By a stroke of luck, Mr. Truman turned Acheson's 'slip of the tongue' to his advantage. He managed to mask a US war to rescue South Korea by skilfully urging the UN to stop North Korea. He was able to pluck certain defeat from the jaws of a North Korean victory by the Soviet Union's absence from the Security Council. Moscow in a show of solidarity with 'Red China' walked out of the Council when it refused to seat Beijing as the rightful ruler of China, and thus it was unable to counter America's initiative.
For the first six months under US leadership the war in Korea went well for the UN troops. And then a seemingly defeated North Korean armed forces ably assisted by a massive infusion of Chinese volunteers, push them back to the 38 parallel, and there the war languished until an armistice was signed in 1953. It froze the war in time and space since then.
The US has never gotten over its being stopped in its tracks in rollbacking the advance of Communism. This souvenir like a chigger embedded in America's military and policy wonks, remains one of never ending political discomfort and intense policy pain.
[GuamDiary suggests reading its commentary on the dusting off the cobweb encrusted policy of 'rollback'. It is best exemplified by the publication of the Council on Foreign Relations on US policy towards Korea in April 2010.]
Now, two Associated Press journalist have written an interesting article 'US often weighed NKorea "nuke option"' on Yahoo on 9 October 2010. Charles Hanley and Rand Herschaft's general overview posits that 'from the 1950s' Pentagon to today's Obama administration, the United States repeatedly pondered, planned and threatened use of nuclear weapons against North Korea, according to declassified and other US documents released on the 60 anniversary of the Korean War'.
A sharp eye on US policy did not have to wait 60 years to discover America's itch to press the nuclear button to wipe North Korea off the face of the map. GuamDiary suggests reading of IF Stone's 'Hidden History of the Korean War' and Alan Whiting's 'China Crosses the Yalu'. Stone's account, in spite of his book's hostile reception, has weathered the test of time and shows the mulish strategy of General Macarthur which not only weakened UN troops in North Korea but led to their 'rollback' to the DMZ at the 38 parallel where they remain until today. In Whiting's Rand study documents the inflexability in US foreign policy in working out a modus vivendi with China of a reunited Korea if no US forces invaded the North.
President Truman's firing of General Douglas Macarthur had very much to do with the five star general's pronouncements on dropping atomic bombs on China. North Korea's capture of the 'Peublo' did not mask the threat of nuclear retaliation. Nor did the shooting down of a US reconnaissance aeroplane over the Sea of Japan [East Sea] in 1969.
During the 'tree cutting' incident at the DMZ in 1976 became another occasion for the 'laying of hands' on nuclear retaliation. Zoom towards the first years of the Clinton presidency, North Korea's nuclear programme brought US grumbling of exercising the nuclear option to stop North Korea.

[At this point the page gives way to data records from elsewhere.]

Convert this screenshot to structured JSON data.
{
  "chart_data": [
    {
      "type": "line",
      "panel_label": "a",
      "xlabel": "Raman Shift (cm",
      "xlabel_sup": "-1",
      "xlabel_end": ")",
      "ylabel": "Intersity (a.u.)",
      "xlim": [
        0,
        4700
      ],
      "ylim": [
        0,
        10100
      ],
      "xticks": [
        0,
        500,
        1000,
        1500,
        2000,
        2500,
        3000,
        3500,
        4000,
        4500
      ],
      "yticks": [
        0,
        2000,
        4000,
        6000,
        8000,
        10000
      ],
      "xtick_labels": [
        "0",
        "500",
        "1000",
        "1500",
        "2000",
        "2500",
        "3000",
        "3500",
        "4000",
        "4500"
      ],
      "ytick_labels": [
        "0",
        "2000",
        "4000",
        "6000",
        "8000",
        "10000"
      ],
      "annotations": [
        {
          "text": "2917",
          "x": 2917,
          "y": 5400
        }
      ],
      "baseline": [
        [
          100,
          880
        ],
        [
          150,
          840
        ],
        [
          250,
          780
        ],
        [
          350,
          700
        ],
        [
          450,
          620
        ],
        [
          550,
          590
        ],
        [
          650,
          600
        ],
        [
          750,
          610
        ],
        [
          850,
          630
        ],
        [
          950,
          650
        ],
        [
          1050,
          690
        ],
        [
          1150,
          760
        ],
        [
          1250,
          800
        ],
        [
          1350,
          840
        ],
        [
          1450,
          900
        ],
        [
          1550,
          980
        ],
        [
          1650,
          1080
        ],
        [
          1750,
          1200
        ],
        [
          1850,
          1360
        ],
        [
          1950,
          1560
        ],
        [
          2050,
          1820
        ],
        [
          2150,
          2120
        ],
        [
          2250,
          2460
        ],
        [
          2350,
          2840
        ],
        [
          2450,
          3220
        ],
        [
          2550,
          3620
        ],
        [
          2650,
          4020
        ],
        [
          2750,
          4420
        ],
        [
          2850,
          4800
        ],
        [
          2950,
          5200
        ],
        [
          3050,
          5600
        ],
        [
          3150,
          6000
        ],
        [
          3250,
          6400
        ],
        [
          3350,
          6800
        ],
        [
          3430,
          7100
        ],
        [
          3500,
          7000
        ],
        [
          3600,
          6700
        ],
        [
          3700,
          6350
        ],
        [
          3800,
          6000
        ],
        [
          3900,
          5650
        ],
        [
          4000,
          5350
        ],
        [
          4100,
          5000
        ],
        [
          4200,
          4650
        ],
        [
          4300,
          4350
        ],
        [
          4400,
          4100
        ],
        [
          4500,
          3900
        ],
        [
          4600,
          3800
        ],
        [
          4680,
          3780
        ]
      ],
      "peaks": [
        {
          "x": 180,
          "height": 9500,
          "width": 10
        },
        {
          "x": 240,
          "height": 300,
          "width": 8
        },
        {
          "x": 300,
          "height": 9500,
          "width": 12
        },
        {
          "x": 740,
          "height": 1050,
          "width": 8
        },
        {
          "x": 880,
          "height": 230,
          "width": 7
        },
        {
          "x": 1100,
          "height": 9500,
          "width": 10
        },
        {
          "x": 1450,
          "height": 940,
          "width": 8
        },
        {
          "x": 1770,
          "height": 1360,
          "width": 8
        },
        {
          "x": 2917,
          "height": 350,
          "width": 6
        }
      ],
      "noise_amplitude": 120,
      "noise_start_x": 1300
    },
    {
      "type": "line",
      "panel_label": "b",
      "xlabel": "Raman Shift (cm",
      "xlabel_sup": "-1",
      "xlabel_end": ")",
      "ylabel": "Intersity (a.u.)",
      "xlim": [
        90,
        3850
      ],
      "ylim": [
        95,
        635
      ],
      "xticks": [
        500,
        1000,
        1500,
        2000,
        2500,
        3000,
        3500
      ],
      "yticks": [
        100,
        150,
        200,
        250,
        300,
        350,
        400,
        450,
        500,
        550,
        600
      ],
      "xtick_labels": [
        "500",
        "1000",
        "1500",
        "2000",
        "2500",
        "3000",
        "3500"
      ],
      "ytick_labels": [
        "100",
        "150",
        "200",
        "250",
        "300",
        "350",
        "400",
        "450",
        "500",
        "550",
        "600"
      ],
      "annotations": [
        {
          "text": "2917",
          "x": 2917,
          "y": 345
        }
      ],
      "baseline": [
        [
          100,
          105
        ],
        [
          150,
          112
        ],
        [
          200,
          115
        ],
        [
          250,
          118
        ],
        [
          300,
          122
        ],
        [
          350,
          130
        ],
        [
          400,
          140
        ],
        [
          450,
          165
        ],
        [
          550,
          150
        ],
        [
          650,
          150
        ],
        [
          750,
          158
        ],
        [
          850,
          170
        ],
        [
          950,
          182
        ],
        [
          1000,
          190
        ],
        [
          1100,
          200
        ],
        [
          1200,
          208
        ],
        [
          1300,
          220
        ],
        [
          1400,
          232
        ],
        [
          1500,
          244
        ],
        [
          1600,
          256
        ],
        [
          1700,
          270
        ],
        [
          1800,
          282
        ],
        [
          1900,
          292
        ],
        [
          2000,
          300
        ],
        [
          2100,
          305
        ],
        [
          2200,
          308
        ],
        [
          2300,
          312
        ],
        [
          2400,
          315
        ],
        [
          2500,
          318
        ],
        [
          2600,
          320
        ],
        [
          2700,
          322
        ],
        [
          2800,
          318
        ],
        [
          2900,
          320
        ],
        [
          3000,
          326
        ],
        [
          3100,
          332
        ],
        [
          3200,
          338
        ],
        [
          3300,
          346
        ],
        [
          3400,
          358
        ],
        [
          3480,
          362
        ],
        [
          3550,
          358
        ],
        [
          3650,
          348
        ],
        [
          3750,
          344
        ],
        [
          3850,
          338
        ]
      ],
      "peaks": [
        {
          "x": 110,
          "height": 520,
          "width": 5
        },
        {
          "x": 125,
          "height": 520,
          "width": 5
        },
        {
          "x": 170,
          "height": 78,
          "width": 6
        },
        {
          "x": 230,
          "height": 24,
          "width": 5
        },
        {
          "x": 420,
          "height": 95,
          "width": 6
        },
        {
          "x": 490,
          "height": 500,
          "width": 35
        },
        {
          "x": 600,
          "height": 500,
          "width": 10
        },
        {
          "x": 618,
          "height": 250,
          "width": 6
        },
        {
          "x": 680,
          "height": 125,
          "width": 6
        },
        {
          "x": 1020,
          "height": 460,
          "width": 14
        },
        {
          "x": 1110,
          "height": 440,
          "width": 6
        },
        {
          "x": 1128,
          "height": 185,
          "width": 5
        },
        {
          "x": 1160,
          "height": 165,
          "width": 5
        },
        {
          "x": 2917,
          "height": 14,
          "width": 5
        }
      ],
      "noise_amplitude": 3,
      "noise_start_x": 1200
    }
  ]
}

As GuamDiary noted, Mr. Clinton's threat sent former president Jimmy Carter on a mission of his own to defuse an explosive situation. He did, and thus began 8 years of relative detente and discussions with Pyongyang on ending its sailing into nuclear waters.
George Bush's foreign policy blunders as we have often discussed, turned North Korea into a nuclear power. Barack Obama has continued a hard line towards North Korea and the CFR's report sanctioned by leading US North Korean clerisy simply underscore the lingering nuclear death wish the US wishes to visit on North Korea.
Simply put it's a 'blast from the past' nostalgia for rollback. It reflects an inability to conquer decades old plans to destroy North Korea. There is a wilfulness to let the past go and engage in detente as it did with a Communist China.With all the US' huffing and puffing and never ending nuclear dreams and threats of obliterating North Korea, Pyongyang is not impressed.
Saying this, the class of America's new and veteran cold warriors fantasises at rewriting the past which is indelible facts which cannot be erased or wished away.